Как показывает Витгенштейн — среди прочего — на примере употребления личного местоимения первого лица единственного числа, за материализующим (reifizierenden) Я-говорением не кроется никакой инстанции, с которой мы могли бы соотноситься как с некой сущностью в мире[241]. Наряду с индексной функцией выражение «я» принимает на себя различные другие грамматические роли. В экспрессивном языковом употреблении предложения о пережитом, образуемые с помощью «я» и менталистского выражения, исполняют функцию выражения переживания, которое публика приписывает говорящему. Выполнение иллокутивных актов, вербализуемых с помощью «я» и перформативного выражения, реализует нетематически сопутствующую функцию: притязать для говорящего на некое место в сети социальных отношений как для инициатора действий, за которые может быть дан отчет[242]. В нашей связи теперь важно, что «я» исполняет все эти функции лишь как компонент некой системы личных местоимений, не занимая в ней какого-то привилегированного положения.

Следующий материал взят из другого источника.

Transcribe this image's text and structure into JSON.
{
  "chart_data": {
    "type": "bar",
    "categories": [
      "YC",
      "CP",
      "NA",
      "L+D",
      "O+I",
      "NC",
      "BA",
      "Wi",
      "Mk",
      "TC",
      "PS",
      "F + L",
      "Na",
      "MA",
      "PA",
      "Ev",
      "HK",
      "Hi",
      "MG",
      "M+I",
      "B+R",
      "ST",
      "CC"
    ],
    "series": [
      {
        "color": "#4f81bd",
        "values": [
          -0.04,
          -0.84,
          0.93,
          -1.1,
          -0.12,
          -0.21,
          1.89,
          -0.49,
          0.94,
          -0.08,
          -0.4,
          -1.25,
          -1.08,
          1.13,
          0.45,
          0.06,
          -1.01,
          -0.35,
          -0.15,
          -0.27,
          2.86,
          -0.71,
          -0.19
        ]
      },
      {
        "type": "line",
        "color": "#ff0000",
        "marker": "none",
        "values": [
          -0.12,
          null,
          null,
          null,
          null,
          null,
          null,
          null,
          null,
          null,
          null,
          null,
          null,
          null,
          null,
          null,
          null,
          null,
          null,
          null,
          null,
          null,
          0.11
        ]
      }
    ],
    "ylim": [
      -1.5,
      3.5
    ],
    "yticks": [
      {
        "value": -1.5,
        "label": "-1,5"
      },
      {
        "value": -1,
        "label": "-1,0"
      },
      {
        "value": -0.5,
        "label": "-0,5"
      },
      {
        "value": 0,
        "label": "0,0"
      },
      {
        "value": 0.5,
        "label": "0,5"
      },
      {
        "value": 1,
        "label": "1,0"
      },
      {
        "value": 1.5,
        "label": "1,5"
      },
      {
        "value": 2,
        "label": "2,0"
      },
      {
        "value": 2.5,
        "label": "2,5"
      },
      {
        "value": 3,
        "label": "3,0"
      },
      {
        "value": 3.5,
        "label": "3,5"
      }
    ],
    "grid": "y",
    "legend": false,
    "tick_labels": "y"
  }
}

Система личных местоимений учреждает децентрированную сеть симметрично обратимых отношений между первыми, вторыми и третьими лицами. Но если социальные отношения, в которые вступает Alter Ego с говорящим, только и делают возможными самореференциальные отношения Ego, то с самого начала реляционированные соотносящиеся инстанции образуют зависимые переменные во всеохватной системе коммуникаций. Пожалуй, «Я» можно понимать как социальную конструкцию,[243] однако поэтому «Я» еще вовсе не иллюзия. В Я-сознании как бы рефлектируется подключение индивидуального мозга к культурным программам, которые репродуцируются только посредством общественной коммуникации, то есть распределяясь между коммуникативными ролями говорящих, адресатов и наблюдателей. Взаимозаменяемые роли первого, второго и третьего лица служат также индивиду ирующему внедрению отдельного организма в публичное «пространство оснований», где социализированные индивиды занимают позиции по отношению к притязаниям на значимость и как ответственные авторы могут действовать обдуманно, то есть свободно.